Congressman, before I run out of time with you. You have called on your colleagues to raise the debt limit. And I wonder where you think that debate is heading.
Well, it needs to head to conclusion. I mean, how simple is this? You owe your credit card bills you owe your mortgage. These are past debt. And if you don’t pay your mortgage, you don’t pay your credit card bills, catastrophic things happen to you and your family. Well, that’s what the debt ceiling is about for America. This has pass money that we owed. It’s nothing to do with spending today. But we’ve got to stop the 20 odd Republicans who don’t want to do anything to help our country. So there’s a wonderful group of Republicans I work together with hand in glove day after day after day always will. But there’s 20 folks that all they care about is throwing bombs.

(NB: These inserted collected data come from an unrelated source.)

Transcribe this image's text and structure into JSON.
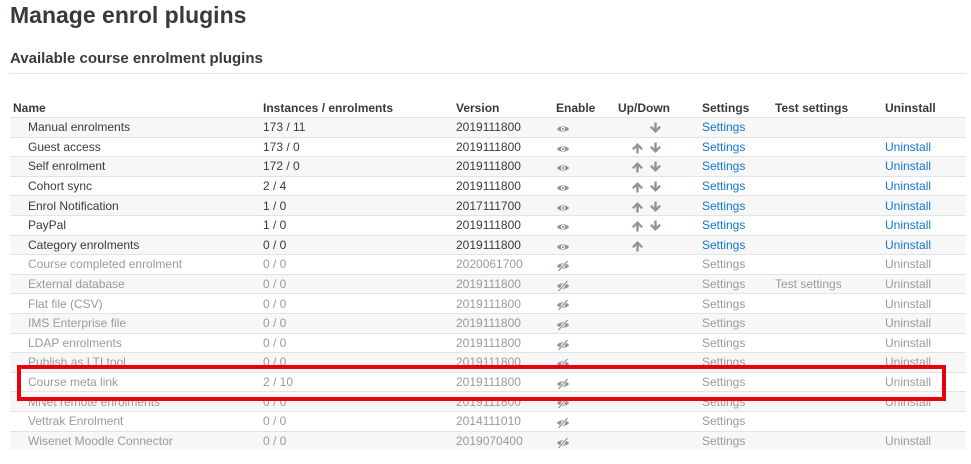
{
  "page": {
    "title": "Manage enrol plugins",
    "section_title": "Available course enrolment plugins"
  },
  "table": {
    "headers": {
      "name": "Name",
      "instances": "Instances / enrolments",
      "version": "Version",
      "enable": "Enable",
      "updown": "Up/Down",
      "settings": "Settings",
      "test_settings": "Test settings",
      "uninstall": "Uninstall"
    },
    "rows": [
      {
        "name": "Manual enrolments",
        "instances": "173 / 11",
        "version": "2019111800",
        "enabled": true,
        "up": false,
        "down": true,
        "settings": "Settings",
        "test_settings": "",
        "uninstall": ""
      },
      {
        "name": "Guest access",
        "instances": "173 / 0",
        "version": "2019111800",
        "enabled": true,
        "up": true,
        "down": true,
        "settings": "Settings",
        "test_settings": "",
        "uninstall": "Uninstall"
      },
      {
        "name": "Self enrolment",
        "instances": "172 / 0",
        "version": "2019111800",
        "enabled": true,
        "up": true,
        "down": true,
        "settings": "Settings",
        "test_settings": "",
        "uninstall": "Uninstall"
      },
      {
        "name": "Cohort sync",
        "instances": "2 / 4",
        "version": "2019111800",
        "enabled": true,
        "up": true,
        "down": true,
        "settings": "Settings",
        "test_settings": "",
        "uninstall": "Uninstall"
      },
      {
        "name": "Enrol Notification",
        "instances": "1 / 0",
        "version": "2017111700",
        "enabled": true,
        "up": true,
        "down": true,
        "settings": "Settings",
        "test_settings": "",
        "uninstall": "Uninstall"
      },
      {
        "name": "PayPal",
        "instances": "1 / 0",
        "version": "2019111800",
        "enabled": true,
        "up": true,
        "down": true,
        "settings": "Settings",
        "test_settings": "",
        "uninstall": "Uninstall"
      },
      {
        "name": "Category enrolments",
        "instances": "0 / 0",
        "version": "2019111800",
        "enabled": true,
        "up": true,
        "down": false,
        "settings": "Settings",
        "test_settings": "",
        "uninstall": "Uninstall"
      },
      {
        "name": "Course completed enrolment",
        "instances": "0 / 0",
        "version": "2020061700",
        "enabled": false,
        "up": false,
        "down": false,
        "settings": "Settings",
        "test_settings": "",
        "uninstall": "Uninstall"
      },
      {
        "name": "External database",
        "instances": "0 / 0",
        "version": "2019111800",
        "enabled": false,
        "up": false,
        "down": false,
        "settings": "Settings",
        "test_settings": "Test settings",
        "uninstall": "Uninstall"
      },
      {
        "name": "Flat file (CSV)",
        "instances": "0 / 0",
        "version": "2019111800",
        "enabled": false,
        "up": false,
        "down": false,
        "settings": "Settings",
        "test_settings": "",
        "uninstall": "Uninstall"
      },
      {
        "name": "IMS Enterprise file",
        "instances": "0 / 0",
        "version": "2019111800",
        "enabled": false,
        "up": false,
        "down": false,
        "settings": "Settings",
        "test_settings": "",
        "uninstall": "Uninstall"
      },
      {
        "name": "LDAP enrolments",
        "instances": "0 / 0",
        "version": "2019111800",
        "enabled": false,
        "up": false,
        "down": false,
        "settings": "Settings",
        "test_settings": "",
        "uninstall": "Uninstall"
      },
      {
        "name": "Publish as LTI tool",
        "instances": "0 / 0",
        "version": "2019111800",
        "enabled": false,
        "up": false,
        "down": false,
        "settings": "Settings",
        "test_settings": "",
        "uninstall": "Uninstall"
      },
      {
        "name": "Course meta link",
        "instances": "2 / 10",
        "version": "2019111800",
        "enabled": false,
        "up": false,
        "down": false,
        "settings": "Settings",
        "test_settings": "",
        "uninstall": "Uninstall"
      },
      {
        "name": "MNet remote enrolments",
        "instances": "0 / 0",
        "version": "2019111800",
        "enabled": false,
        "up": false,
        "down": false,
        "settings": "Settings",
        "test_settings": "",
        "uninstall": "Uninstall"
      },
      {
        "name": "Vettrak Enrolment",
        "instances": "0 / 0",
        "version": "2014111010",
        "enabled": false,
        "up": false,
        "down": false,
        "settings": "Settings",
        "test_settings": "",
        "uninstall": ""
      },
      {
        "name": "Wisenet Moodle Connector",
        "instances": "0 / 0",
        "version": "2019070400",
        "enabled": false,
        "up": false,
        "down": false,
        "settings": "Settings",
        "test_settings": "",
        "uninstall": "Uninstall"
      }
    ]
  },
  "highlight": {
    "target_row": "Course meta link",
    "color": "#e8000b"
  },
  "colors": {
    "link": "#1177d1",
    "disabled_text": "#9a9a9a",
    "icon": "#8f959e"
  },
  "icons": {
    "enabled": "eye-icon",
    "disabled": "eye-slash-icon",
    "up": "arrow-up-icon",
    "down": "arrow-down-icon"
  }
}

All they care about is being in the newspaper, being on Twitter, raising money. And I’m sick of it. And I think most Americans are sick of it because all we hear about. And they’ve got to they’ve just got to go away and we’ve got to do what’s right for America, and that’s honoring our bills. And then we should work together. Everybody wants to get more of a balanced budget. I mean, I’m a business guy. I’m not a politician. For 40 years, I own my own business. And I have to balance the budget every year and make a profit. And certainly we need to do for our country to do better. But we all hold the whole debate hostage by saying we’re going to renege on our debt we already incurred.
Congressman David Trone is a Democrat of Maryland. He’s rated in the top 2% of all current U.S. House members for finding common ground as rated by the Common Ground Committee. Congressman, thank you so much for joining me.
So happy to do it. Thanks for your attention. These issues are of such national importance, addiction and mental health.
Thank you. Great to catch up. I’m Julie Nathan.